AI-Powered Analysis Pathfinder: From Research Questions to Data and Workflows

Project Repository Edit

Project Themes:

  • Automated Workflow Generation and Execution

Team Name: BRC Analysis Pathfinder

Team Lead(s):

  • Name: Dannon Baker
  • Affiliation: Johns Hopkins University, BRC Analytics
  • Email: dannon.baker@jhu.edu

Suggested Team Members and Roles [4-6 members]

NameAffiliationRole / Expertise
[Member 1][Institution]AI/ML Engineer - LLM Integration
[Member 2][Institution]Bioinformatician - Domain Knowledge
[Member 3][Institution]Backend Developer - API Integration
[Member 4][Institution]Frontend Developer - User Interface
[Member 5][Institution]Data Scientist - Query Optimization

Project Summary

Bench scientists know what analysis they want to perform but lack expertise to find appropriate datasets and workflows. This project creates an AI-powered system where researchers start with analysis goals (“identify AMR genes in K. pneumoniae”) and receive both relevant datasets and executable Galaxy workflows—a complete path from question to execution. The system uses large language models to extract data requirements and analysis intent from natural language queries, searches ENA for matching datasets, and recommends compatible IWC workflows with parameter guidance.

Goals and Objectives

  • Goal 1: Implement natural language query interpretation that extracts data requirements and analysis intent from research questions.
  • Goal 2: Build ENA integration that retrieves and ranks datasets based on extracted parameters.
  • Goal 3: Integrate workflow recommendation from IWC catalog with parameter guidance.
  • Goal 4 (Stretch): Enhance results with study descriptions and sample annotations for biological context.

Approach

  • Natural Language Query Processing: LLMs extract data requirements and analysis goals from queries, outputting structured parameters for ENA search and workflow matching.
  • ENA Integration: Translate parameters to ENA Portal API queries, retrieve dataset metadata, and rank results.
  • Workflow Recommendation: Match analysis goals with compatible IWC Galaxy workflows based on dataset characteristics, providing parameter guidance.

Milestones

  • Day 1: Backend implementation with pydantic-ai agents, query interpretation prompts, ENA API client, FastAPI endpoints, workflow catalog indexing.
  • Day 2: Frontend development, dataset display, workflow recommendation integration, initial testing.
  • Day 3: Optimization, end-to-end testing with domain experts, demonstration preparation.

Data and Resources Required

Resource TypeSource / LinkDescription / Purpose
Sequencing DataEuropean Nucleotide Archive (ENA) Portal APIPublic repository of sequencing experiments and metadata for infectious disease pathogens
Workflow CatalogIntergalactic Workflow Commission (IWC)Curated Galaxy workflows for genomic analysis (variant calling, RNA-seq, metagenomics)
LLMs / AI ModelsLLM API access (e.g., Claude Sonnet/Haiku, GPT-4)Query interpretation, workflow matching
Frameworkpydantic-aiType-safe LLM agent framework with structured outputs and provider abstraction
Compute / StorageBRC cluster nodes or cloud deploymentBackend FastAPI service, Next.js frontend

Expected Outcomes / Deliverables

  • Functional search API with RESTful endpoints and OpenAPI documentation
  • Web interface for describing analysis goals, viewing datasets, and browsing workflow recommendations
  • Query interpretation evaluation on 50+ test queries
  • End-to-end validation from analysis goal → dataset → workflow (target 80%+ completion)
  • Documentation: user guide, API docs, prompt engineering best practices

Potential Impact and Next Steps

This project addresses a critical barrier for bench scientists: the fragmented path from research question to analysis execution.
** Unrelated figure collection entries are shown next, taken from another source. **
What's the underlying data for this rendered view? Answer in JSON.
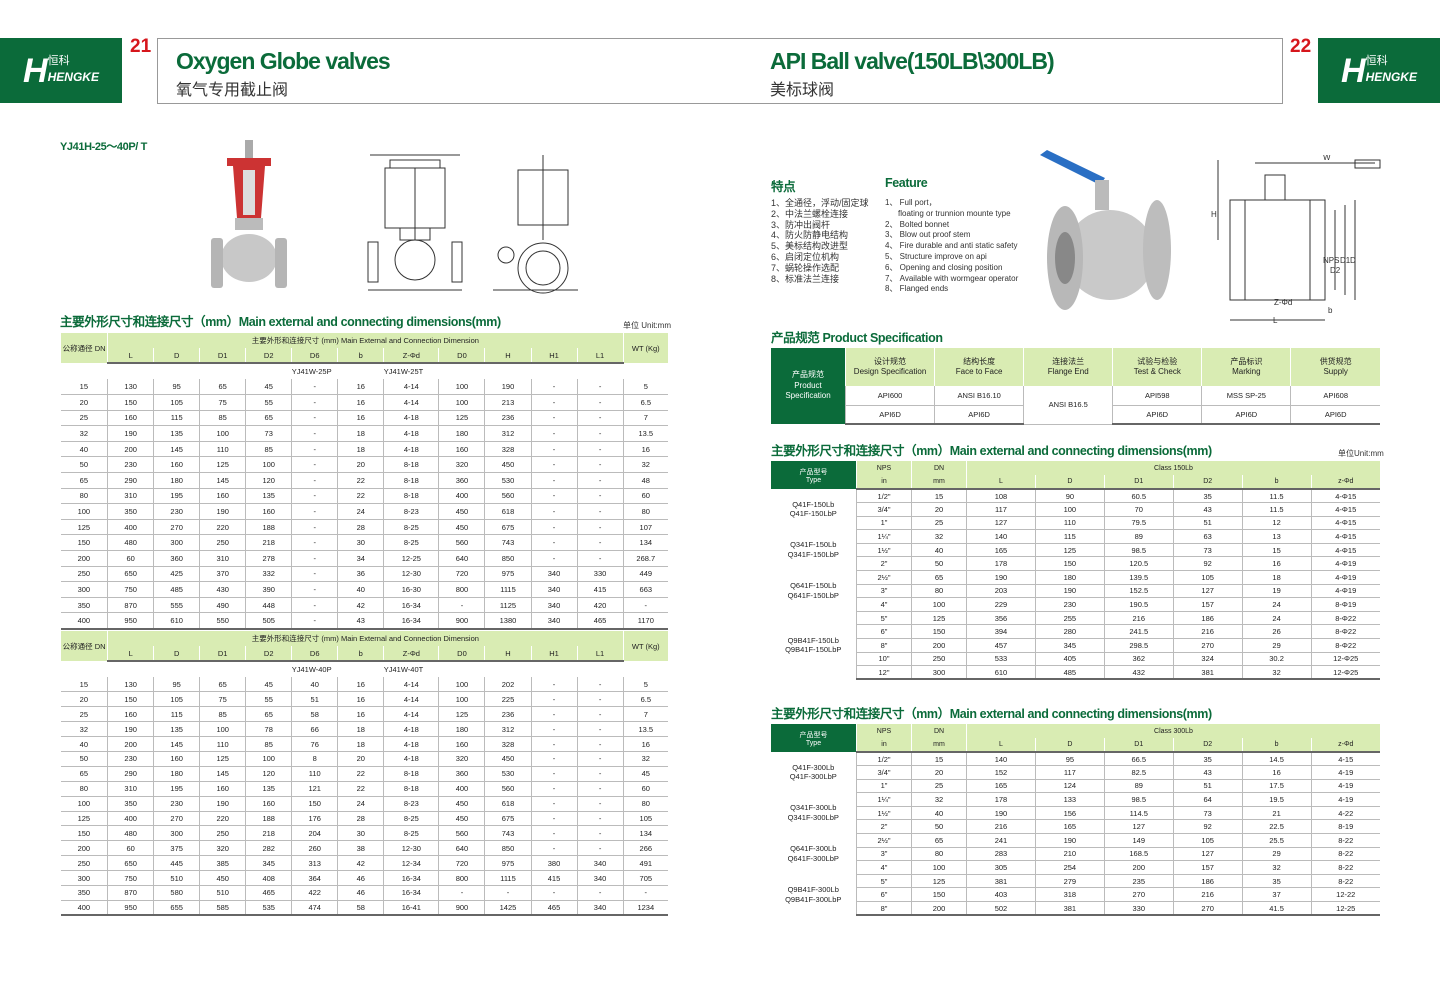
{
  "brand": {
    "logo_text": "HENGKE",
    "logo_cn": "恒科"
  },
  "left_page": {
    "page_number": "21",
    "title": "Oxygen Globe valves",
    "subtitle": "氧气专用截止阀",
    "model": "YJ41H-25～40P/ T",
    "section_title": "主要外形尺寸和连接尺寸（mm）Main external and connecting dimensions(mm)",
    "unit": "单位 Unit:mm",
    "tables": [
      {
        "dn_header": "公称通径 DN",
        "group_header": "主要外形和连接尺寸 (mm) Main External and Connection Dimension",
        "wt_header": "WT (Kg)",
        "columns": [
          "L",
          "D",
          "D1",
          "D2",
          "D6",
          "b",
          "Z-Φd",
          "D0",
          "H",
          "H1",
          "L1"
        ],
        "model_a": "YJ41W-25P",
        "model_b": "YJ41W-25T",
        "rows": [
          [
            "15",
            "130",
            "95",
            "65",
            "45",
            "-",
            "16",
            "4-14",
            "100",
            "190",
            "-",
            "-",
            "5"
          ],
          [
            "20",
            "150",
            "105",
            "75",
            "55",
            "-",
            "16",
            "4-14",
            "100",
            "213",
            "-",
            "-",
            "6.5"
          ],
          [
            "25",
            "160",
            "115",
            "85",
            "65",
            "-",
            "16",
            "4-18",
            "125",
            "236",
            "-",
            "-",
            "7"
          ],
          [
            "32",
            "190",
            "135",
            "100",
            "73",
            "-",
            "18",
            "4-18",
            "180",
            "312",
            "-",
            "-",
            "13.5"
          ],
          [
            "40",
            "200",
            "145",
            "110",
            "85",
            "-",
            "18",
            "4-18",
            "160",
            "328",
            "-",
            "-",
            "16"
          ],
          [
            "50",
            "230",
            "160",
            "125",
            "100",
            "-",
            "20",
            "8-18",
            "320",
            "450",
            "-",
            "-",
            "32"
          ],
          [
            "65",
            "290",
            "180",
            "145",
            "120",
            "-",
            "22",
            "8-18",
            "360",
            "530",
            "-",
            "-",
            "48"
          ],
          [
            "80",
            "310",
            "195",
            "160",
            "135",
            "-",
            "22",
            "8-18",
            "400",
            "560",
            "-",
            "-",
            "60"
          ],
          [
            "100",
            "350",
            "230",
            "190",
            "160",
            "-",
            "24",
            "8-23",
            "450",
            "618",
            "-",
            "-",
            "80"
          ],
          [
            "125",
            "400",
            "270",
            "220",
            "188",
            "-",
            "28",
            "8-25",
            "450",
            "675",
            "-",
            "-",
            "107"
          ],
          [
            "150",
            "480",
            "300",
            "250",
            "218",
            "-",
            "30",
            "8-25",
            "560",
            "743",
            "-",
            "-",
            "134"
          ],
          [
            "200",
            "60",
            "360",
            "310",
            "278",
            "-",
            "34",
            "12-25",
            "640",
            "850",
            "-",
            "-",
            "268.7"
          ],
          [
            "250",
            "650",
            "425",
            "370",
            "332",
            "-",
            "36",
            "12-30",
            "720",
            "975",
            "340",
            "330",
            "449"
          ],
          [
            "300",
            "750",
            "485",
            "430",
            "390",
            "-",
            "40",
            "16-30",
            "800",
            "1115",
            "340",
            "415",
            "663"
          ],
          [
            "350",
            "870",
            "555",
            "490",
            "448",
            "-",
            "42",
            "16-34",
            "-",
            "1125",
            "340",
            "420",
            "-"
          ],
          [
            "400",
            "950",
            "610",
            "550",
            "505",
            "-",
            "43",
            "16-34",
            "900",
            "1380",
            "340",
            "465",
            "1170"
          ]
        ]
      },
      {
        "dn_header": "公称通径 DN",
        "group_header": "主要外形和连接尺寸 (mm) Main External and Connection Dimension",
        "wt_header": "WT (Kg)",
        "columns": [
          "L",
          "D",
          "D1",
          "D2",
          "D6",
          "b",
          "Z-Φd",
          "D0",
          "H",
          "H1",
          "L1"
        ],
        "model_a": "YJ41W-40P",
        "model_b": "YJ41W-40T",
        "rows": [
          [
            "15",
            "130",
            "95",
            "65",
            "45",
            "40",
            "16",
            "4-14",
            "100",
            "202",
            "-",
            "-",
            "5"
          ],
          [
            "20",
            "150",
            "105",
            "75",
            "55",
            "51",
            "16",
            "4-14",
            "100",
            "225",
            "-",
            "-",
            "6.5"
          ],
          [
            "25",
            "160",
            "115",
            "85",
            "65",
            "58",
            "16",
            "4-14",
            "125",
            "236",
            "-",
            "-",
            "7"
          ],
          [
            "32",
            "190",
            "135",
            "100",
            "78",
            "66",
            "18",
            "4-18",
            "180",
            "312",
            "-",
            "-",
            "13.5"
          ],
          [
            "40",
            "200",
            "145",
            "110",
            "85",
            "76",
            "18",
            "4-18",
            "160",
            "328",
            "-",
            "-",
            "16"
          ],
          [
            "50",
            "230",
            "160",
            "125",
            "100",
            "8",
            "20",
            "4-18",
            "320",
            "450",
            "-",
            "-",
            "32"
          ],
          [
            "65",
            "290",
            "180",
            "145",
            "120",
            "110",
            "22",
            "8-18",
            "360",
            "530",
            "-",
            "-",
            "45"
          ],
          [
            "80",
            "310",
            "195",
            "160",
            "135",
            "121",
            "22",
            "8-18",
            "400",
            "560",
            "-",
            "-",
            "60"
          ],
          [
            "100",
            "350",
            "230",
            "190",
            "160",
            "150",
            "24",
            "8-23",
            "450",
            "618",
            "-",
            "-",
            "80"
          ],
          [
            "125",
            "400",
            "270",
            "220",
            "188",
            "176",
            "28",
            "8-25",
            "450",
            "675",
            "-",
            "-",
            "105"
          ],
          [
            "150",
            "480",
            "300",
            "250",
            "218",
            "204",
            "30",
            "8-25",
            "560",
            "743",
            "-",
            "-",
            "134"
          ],
          [
            "200",
            "60",
            "375",
            "320",
            "282",
            "260",
            "38",
            "12-30",
            "640",
            "850",
            "-",
            "-",
            "266"
          ],
          [
            "250",
            "650",
            "445",
            "385",
            "345",
            "313",
            "42",
            "12-34",
            "720",
            "975",
            "380",
            "340",
            "491"
          ],
          [
            "300",
            "750",
            "510",
            "450",
            "408",
            "364",
            "46",
            "16-34",
            "800",
            "1115",
            "415",
            "340",
            "705"
          ],
          [
            "350",
            "870",
            "580",
            "510",
            "465",
            "422",
            "46",
            "16-34",
            "-",
            "-",
            "-",
            "-",
            "-"
          ],
          [
            "400",
            "950",
            "655",
            "585",
            "535",
            "474",
            "58",
            "16-41",
            "900",
            "1425",
            "465",
            "340",
            "1234"
          ]
        ]
      }
    ]
  },
  "right_page": {
    "page_number": "22",
    "title": "API Ball valve(150LB\\300LB)",
    "subtitle": "美标球阀",
    "features_cn_title": "特点",
    "features_en_title": "Feature",
    "features_cn": [
      "1、全通径，浮动/固定球",
      "2、中法兰螺栓连接",
      "3、防冲出阀杆",
      "4、防火防静电结构",
      "5、美标结构改进型",
      "6、启闭定位机构",
      "7、蜗轮操作选配",
      "8、标准法兰连接"
    ],
    "features_en": [
      "1、 Full port，",
      "floating or trunnion mounte type",
      "2、 Bolted bonnet",
      "3、 Blow out proof stem",
      "4、 Fire durable and anti static safety",
      "5、 Structure improve on api",
      "6、 Opening and closing position",
      "7、 Available with wormgear operator",
      "8、 Flanged ends"
    ],
    "drawing_labels": [
      "W",
      "H",
      "NPS",
      "D2",
      "D1",
      "D",
      "Z-Φd",
      "b",
      "L"
    ],
    "spec_title": "产品规范  Product Specification",
    "spec": {
      "row_header": [
        "产品规范",
        "Product",
        "Specification"
      ],
      "columns": [
        [
          "设计规范",
          "Design Specification"
        ],
        [
          "结构长度",
          "Face to Face"
        ],
        [
          "连接法兰",
          "Flange End"
        ],
        [
          "试验与检验",
          "Test & Check"
        ],
        [
          "产品标识",
          "Marking"
        ],
        [
          "供货规范",
          "Supply"
        ]
      ],
      "row1": [
        "API600",
        "ANSI B16.10",
        "ANSI B16.5",
        "API598",
        "MSS SP-25",
        "API608"
      ],
      "row2": [
        "API6D",
        "API6D",
        "API6D",
        "API6D",
        "API6D"
      ]
    },
    "dims_title": "主要外形尺寸和连接尺寸（mm）Main external and connecting dimensions(mm)",
    "unit": "单位Unit:mm",
    "tables": [
      {
        "type_header": [
          "产品型号",
          "Type"
        ],
        "nps_header": "NPS",
        "nps_unit": "in",
        "dn_header": "DN",
        "dn_unit": "mm",
        "class": "Class 150Lb",
        "columns": [
          "L",
          "D",
          "D1",
          "D2",
          "b",
          "z-Φd"
        ],
        "groups": [
          {
            "names": [
              "Q41F-150Lb",
              "Q41F-150LbP"
            ],
            "span": 3
          },
          {
            "names": [
              "Q341F-150Lb",
              "Q341F-150LbP"
            ],
            "span": 3
          },
          {
            "names": [
              "Q641F-150Lb",
              "Q641F-150LbP"
            ],
            "span": 3
          },
          {
            "names": [
              "Q9B41F-150Lb",
              "Q9B41F-150LbP"
            ],
            "span": 5
          }
        ],
        "rows": [
          [
            "1/2\"",
            "15",
            "108",
            "90",
            "60.5",
            "35",
            "11.5",
            "4-Φ15"
          ],
          [
            "3/4\"",
            "20",
            "117",
            "100",
            "70",
            "43",
            "11.5",
            "4-Φ15"
          ],
          [
            "1\"",
            "25",
            "127",
            "110",
            "79.5",
            "51",
            "12",
            "4-Φ15"
          ],
          [
            "1¼\"",
            "32",
            "140",
            "115",
            "89",
            "63",
            "13",
            "4-Φ15"
          ],
          [
            "1½\"",
            "40",
            "165",
            "125",
            "98.5",
            "73",
            "15",
            "4-Φ15"
          ],
          [
            "2\"",
            "50",
            "178",
            "150",
            "120.5",
            "92",
            "16",
            "4-Φ19"
          ],
          [
            "2½\"",
            "65",
            "190",
            "180",
            "139.5",
            "105",
            "18",
            "4-Φ19"
          ],
          [
            "3\"",
            "80",
            "203",
            "190",
            "152.5",
            "127",
            "19",
            "4-Φ19"
          ],
          [
            "4\"",
            "100",
            "229",
            "230",
            "190.5",
            "157",
            "24",
            "8-Φ19"
          ],
          [
            "5\"",
            "125",
            "356",
            "255",
            "216",
            "186",
            "24",
            "8-Φ22"
          ],
          [
            "6\"",
            "150",
            "394",
            "280",
            "241.5",
            "216",
            "26",
            "8-Φ22"
          ],
          [
            "8\"",
            "200",
            "457",
            "345",
            "298.5",
            "270",
            "29",
            "8-Φ22"
          ],
          [
            "10\"",
            "250",
            "533",
            "405",
            "362",
            "324",
            "30.2",
            "12-Φ25"
          ],
          [
            "12\"",
            "300",
            "610",
            "485",
            "432",
            "381",
            "32",
            "12-Φ25"
          ]
        ]
      },
      {
        "type_header": [
          "产品型号",
          "Type"
        ],
        "nps_header": "NPS",
        "nps_unit": "in",
        "dn_header": "DN",
        "dn_unit": "mm",
        "class": "Class 300Lb",
        "columns": [
          "L",
          "D",
          "D1",
          "D2",
          "b",
          "z-Φd"
        ],
        "groups": [
          {
            "names": [
              "Q41F-300Lb",
              "Q41F-300LbP"
            ],
            "span": 3
          },
          {
            "names": [
              "Q341F-300Lb",
              "Q341F-300LbP"
            ],
            "span": 3
          },
          {
            "names": [
              "Q641F-300Lb",
              "Q641F-300LbP"
            ],
            "span": 3
          },
          {
            "names": [
              "Q9B41F-300Lb",
              "Q9B41F-300LbP"
            ],
            "span": 3
          }
        ],
        "rows": [
          [
            "1/2\"",
            "15",
            "140",
            "95",
            "66.5",
            "35",
            "14.5",
            "4-15"
          ],
          [
            "3/4\"",
            "20",
            "152",
            "117",
            "82.5",
            "43",
            "16",
            "4-19"
          ],
          [
            "1\"",
            "25",
            "165",
            "124",
            "89",
            "51",
            "17.5",
            "4-19"
          ],
          [
            "1¼\"",
            "32",
            "178",
            "133",
            "98.5",
            "64",
            "19.5",
            "4-19"
          ],
          [
            "1½\"",
            "40",
            "190",
            "156",
            "114.5",
            "73",
            "21",
            "4-22"
          ],
          [
            "2\"",
            "50",
            "216",
            "165",
            "127",
            "92",
            "22.5",
            "8-19"
          ],
          [
            "2½\"",
            "65",
            "241",
            "190",
            "149",
            "105",
            "25.5",
            "8-22"
          ],
          [
            "3\"",
            "80",
            "283",
            "210",
            "168.5",
            "127",
            "29",
            "8-22"
          ],
          [
            "4\"",
            "100",
            "305",
            "254",
            "200",
            "157",
            "32",
            "8-22"
          ],
          [
            "5\"",
            "125",
            "381",
            "279",
            "235",
            "186",
            "35",
            "8-22"
          ],
          [
            "6\"",
            "150",
            "403",
            "318",
            "270",
            "216",
            "37",
            "12-22"
          ],
          [
            "8\"",
            "200",
            "502",
            "381",
            "330",
            "270",
            "41.5",
            "12-25"
          ]
        ]
      }
    ]
  },
  "colors": {
    "brand_green": "#0b6b3a",
    "header_light_green": "#d9ecb3",
    "page_number_red": "#d6161c"
  }
}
Our system transforms this into a single conversation enabling researchers to move from question to analysis in minutes rather than days. For outbreak response, this enables rapid identification of comparable datasets and establishment of analysis workflows within seconds.

Follow-up activities: BV-BRC integration for federated search, multi-repository support (NCBI SRA, DDBJ), semantic enhancement with vector embeddings, analysis templates for common scenarios, Galaxy integration enhancements, and publication as open-source tool.

Technical Support Needed

  • API keys (LLM providers - e.g., Anthropic, OpenAI)

Additional Comments

The system uses pydantic-ai for structured outputs to prevent hallucination and ensure type safety. Key technical challenges include dual-intent query understanding, workflow-data compatibility verification, and prompt engineering for consistent interpretation. Success metrics: query-to-workflow response time <3 seconds, user satisfaction >4/5, and 80% successful completion rate.